Oxford University's vice chancellor has agreed that new government visa controls are “hostile” to international students according to The Independent. Professor Andrew Hamilton said in his annual address to the university,: “Whenever I travel in the world, particularly in China and India, one question persists. Why has the UK adopted a visa system so hostile to student entry?”
Oxford University's vice-chancellor has agreed that new Government visa controls are “hostile” to international students.
Professor Andrew Hamilton said in his annual address to the university: “Whenever I travel in the world, particularly in China and India, one question persists. Why has the UK adopted a visa system so hostile to student entry?" “I do my best to answer but, frankly, the question baffles me as well. For the first time in decades, the number of international students at our universities has dropped, most markedly from India. Why are we doing this to them – and to ourselves?”

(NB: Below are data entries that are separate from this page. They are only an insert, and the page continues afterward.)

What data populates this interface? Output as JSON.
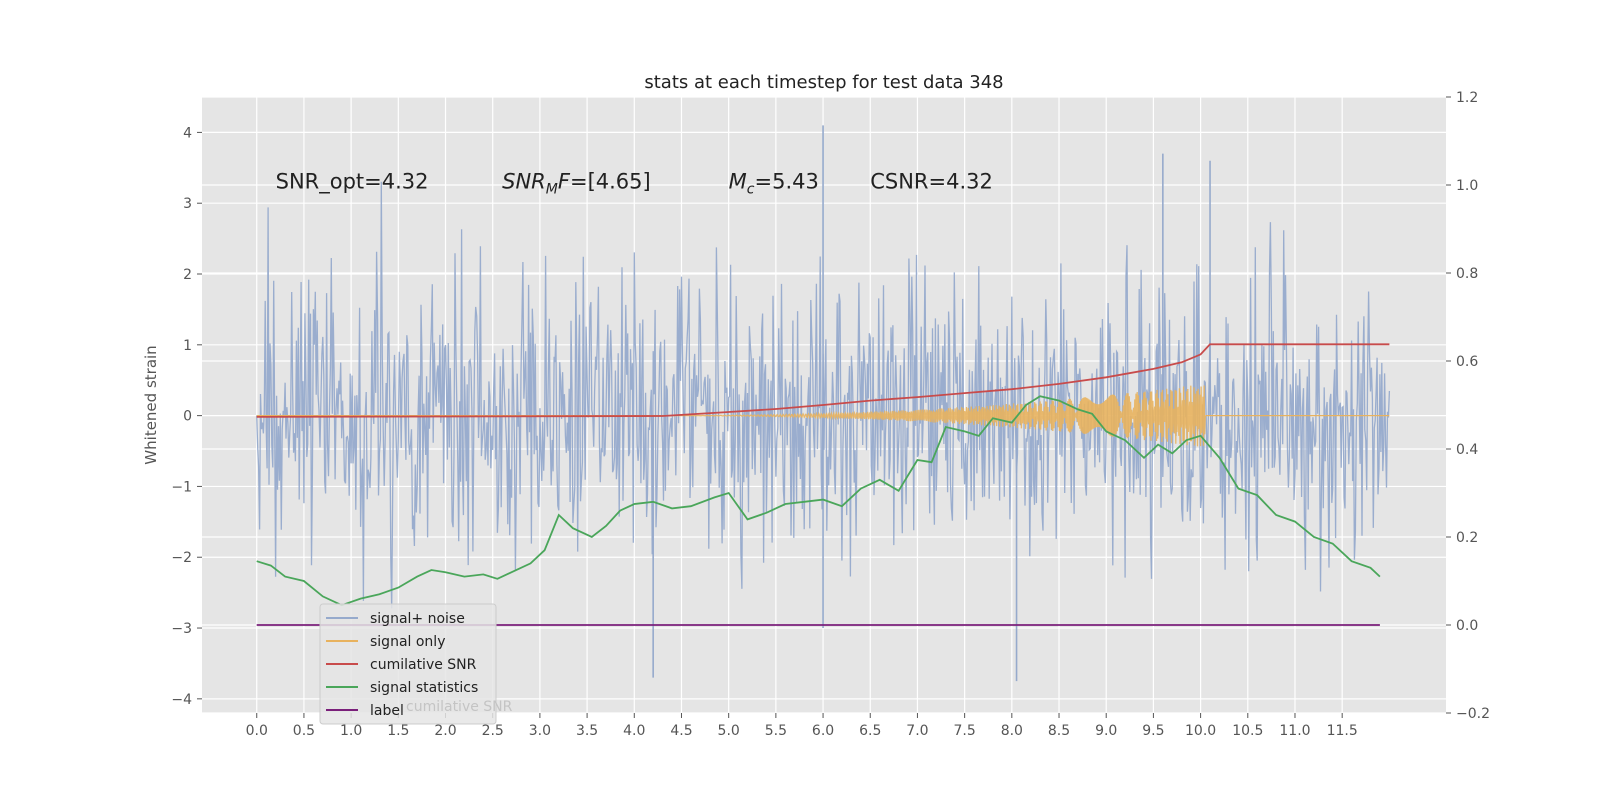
{
  "chart_data": {
    "type": "line",
    "title": "stats at each timestep for test data 348",
    "ylabel": "Whitened strain",
    "xlim": [
      -0.58,
      12.6
    ],
    "ylim": [
      -4.2,
      4.5
    ],
    "y2lim": [
      -0.2,
      1.2
    ],
    "grid": true,
    "legend_position": "lower-left",
    "x_ticks": [
      "0.0",
      "0.5",
      "1.0",
      "1.5",
      "2.0",
      "2.5",
      "3.0",
      "3.5",
      "4.0",
      "4.5",
      "5.0",
      "5.5",
      "6.0",
      "6.5",
      "7.0",
      "7.5",
      "8.0",
      "8.5",
      "9.0",
      "9.5",
      "10.0",
      "10.5",
      "11.0",
      "11.5"
    ],
    "y_ticks": [
      "−4",
      "−3",
      "−2",
      "−1",
      "0",
      "1",
      "2",
      "3",
      "4"
    ],
    "y2_ticks": [
      "−0.2",
      "0.0",
      "0.2",
      "0.4",
      "0.6",
      "0.8",
      "1.0",
      "1.2"
    ],
    "annotations": [
      {
        "text": "SNR_opt=4.32",
        "x": 0.2,
        "y": 3.32
      },
      {
        "text": "SNR_MF=[4.65]",
        "main": "SNR",
        "sub": "M",
        "rest": "F=[4.65]",
        "x": 2.6,
        "y": 3.32
      },
      {
        "text": "M_c=5.43",
        "main": "M",
        "sub": "c",
        "rest": "=5.43",
        "x": 5.0,
        "y": 3.32
      },
      {
        "text": "CSNR=4.32",
        "x": 6.5,
        "y": 3.32
      }
    ],
    "legend_overlap_text": "cumilative SNR",
    "series": [
      {
        "name": "signal+ noise",
        "color": "#96aacc",
        "axis": "left",
        "kind": "noise",
        "x_range": [
          0.0,
          12.0
        ],
        "band": [
          -2.8,
          3.7
        ],
        "samples": 1200,
        "std": 1.0,
        "spikes": [
          {
            "x": 6.0,
            "y": 4.1
          },
          {
            "x": 6.0,
            "y": -3.0
          },
          {
            "x": 9.6,
            "y": 3.7
          },
          {
            "x": 8.05,
            "y": -3.75
          },
          {
            "x": 10.1,
            "y": 3.6
          },
          {
            "x": 4.2,
            "y": -3.7
          }
        ]
      },
      {
        "name": "signal only",
        "color": "#e8b25e",
        "axis": "left",
        "kind": "chirp",
        "x_range": [
          4.3,
          10.05
        ],
        "amplitude_end": 0.45,
        "after_value": 0.0
      },
      {
        "name": "cumilative SNR",
        "color": "#c84b4b",
        "axis": "right",
        "x": [
          0.0,
          4.3,
          5.0,
          5.5,
          6.0,
          6.5,
          7.0,
          7.5,
          8.0,
          8.5,
          9.0,
          9.5,
          9.8,
          10.0,
          10.1,
          12.0
        ],
        "y": [
          0.473,
          0.475,
          0.484,
          0.491,
          0.5,
          0.51,
          0.518,
          0.527,
          0.536,
          0.548,
          0.563,
          0.582,
          0.597,
          0.615,
          0.638,
          0.638
        ]
      },
      {
        "name": "signal statistics",
        "color": "#4aa65a",
        "axis": "right",
        "x": [
          0.0,
          0.15,
          0.3,
          0.5,
          0.7,
          0.9,
          1.1,
          1.3,
          1.5,
          1.7,
          1.85,
          2.0,
          2.2,
          2.4,
          2.55,
          2.7,
          2.9,
          3.05,
          3.2,
          3.35,
          3.55,
          3.7,
          3.85,
          4.0,
          4.2,
          4.4,
          4.6,
          4.85,
          5.0,
          5.2,
          5.4,
          5.6,
          5.8,
          6.0,
          6.2,
          6.4,
          6.6,
          6.8,
          7.0,
          7.15,
          7.3,
          7.5,
          7.65,
          7.8,
          8.0,
          8.15,
          8.3,
          8.5,
          8.7,
          8.85,
          9.0,
          9.2,
          9.4,
          9.55,
          9.7,
          9.85,
          10.0,
          10.2,
          10.4,
          10.6,
          10.8,
          11.0,
          11.2,
          11.4,
          11.6,
          11.8,
          11.9
        ],
        "y": [
          0.145,
          0.135,
          0.11,
          0.1,
          0.065,
          0.045,
          0.06,
          0.07,
          0.085,
          0.11,
          0.125,
          0.12,
          0.11,
          0.115,
          0.105,
          0.12,
          0.14,
          0.17,
          0.25,
          0.22,
          0.2,
          0.225,
          0.26,
          0.275,
          0.28,
          0.265,
          0.27,
          0.29,
          0.3,
          0.24,
          0.255,
          0.275,
          0.28,
          0.285,
          0.27,
          0.31,
          0.33,
          0.305,
          0.375,
          0.37,
          0.45,
          0.44,
          0.43,
          0.47,
          0.46,
          0.5,
          0.52,
          0.51,
          0.49,
          0.48,
          0.44,
          0.42,
          0.38,
          0.41,
          0.39,
          0.42,
          0.43,
          0.38,
          0.31,
          0.295,
          0.25,
          0.235,
          0.2,
          0.185,
          0.145,
          0.13,
          0.11
        ]
      },
      {
        "name": "label",
        "color": "#7a1f7a",
        "axis": "right",
        "x": [
          0.0,
          11.9
        ],
        "y": [
          0.0,
          0.0
        ]
      }
    ]
  }
}
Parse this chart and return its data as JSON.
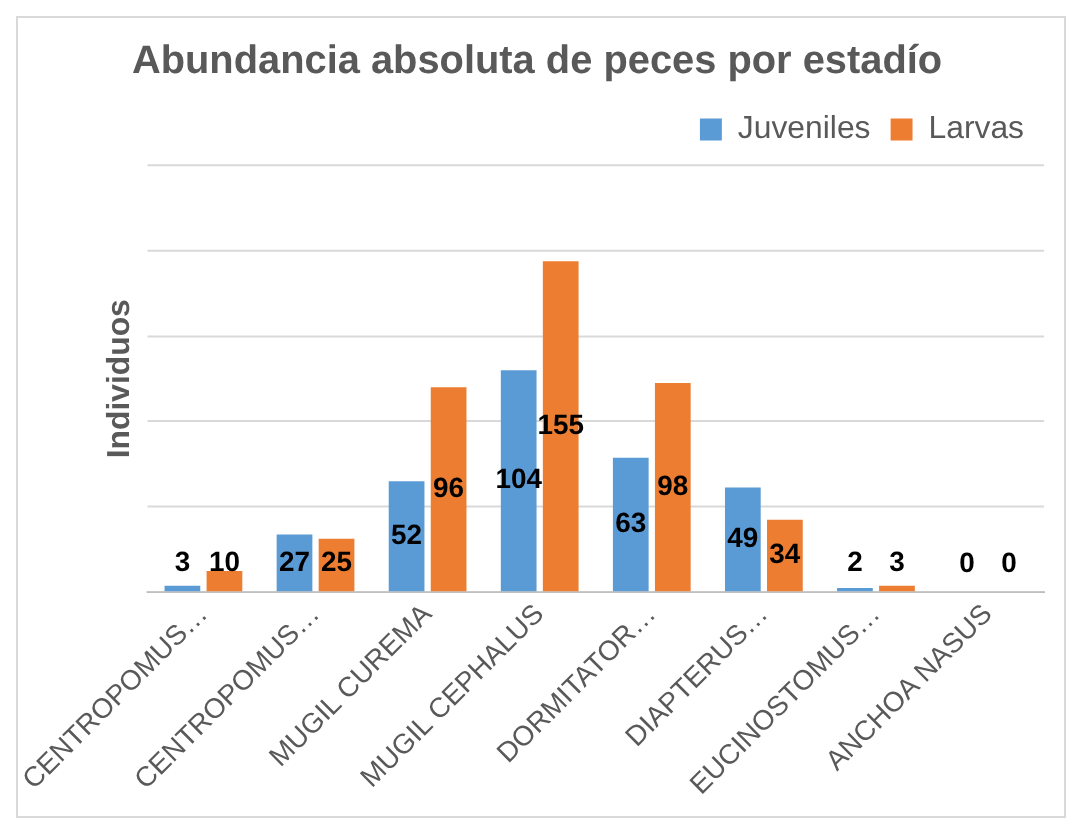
{
  "chart_data": {
    "type": "bar",
    "title": "Abundancia absoluta de peces por estadío",
    "ylabel": "Individuos",
    "categories": [
      "CENTROPOMUS…",
      "CENTROPOMUS…",
      "MUGIL CUREMA",
      "MUGIL CEPHALUS",
      "DORMITATOR…",
      "DIAPTERUS…",
      "EUCINOSTOMUS…",
      "ANCHOA NASUS"
    ],
    "series": [
      {
        "name": "Juveniles",
        "color": "#5b9bd5",
        "values": [
          3,
          27,
          52,
          104,
          63,
          49,
          2,
          0
        ]
      },
      {
        "name": "Larvas",
        "color": "#ed7d31",
        "values": [
          10,
          25,
          96,
          155,
          98,
          34,
          3,
          0
        ]
      }
    ],
    "ylim": [
      0,
      200
    ],
    "yticks": [
      {
        "value": 0,
        "label": null
      },
      {
        "value": 40,
        "label": null
      },
      {
        "value": 80,
        "label": null
      },
      {
        "value": 120,
        "label": null
      },
      {
        "value": 160,
        "label": null
      },
      {
        "value": 200,
        "label": null
      }
    ],
    "tick_labels": "x",
    "grid": "y",
    "legend": "top right",
    "data_labels": true
  }
}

According to Professor Hamilton, the Government’s stance was having a harmful effect on the UK’s interests. He added however, that he had “limited expectation” that a real debate on higher education “as opposed to vainglorious point-scoring on past crimes and misdemeanours" would be on the agenda in next year's run up to the election. Professor Hamiliton expressed his saddness in this regard “because it is exactly the sort of issue on which a real effort to find a new meaningful consensus between the parties would be of immense benefit – benefit, of course, to the students and to the universities of the future.”
Professor Hamilton’s comments came on the same day as John O’Keefe, a professor of neuroscience at University College London and Nobel prizewinner, voiced his concerns over the possible impact of Government immigration policy on scientific research in the UK.
Professor O’Keefe said: “The immigration rules are a very, very large obstacle [to recruiting scientists]. We should be thinking hard about making Britain a more welcoming place.”
During his annual address to Oxford University, Professor Hamilton also spoke out about why Oxford was against supporting the Government’s plea for it to sponsor an academy. He said: “We believe that our education expertise should be available to children across our city, regardless of ability or background." “For all its success, this is not something the academy model can deliver. For that reason, there is no Oxford Academy.”
The university was supporting however, a partnership with 11 state schools in the city. This served to link its trainee teachers with local secondary schools in a scheme which “promotes collaboration among schools rather than competition between them”.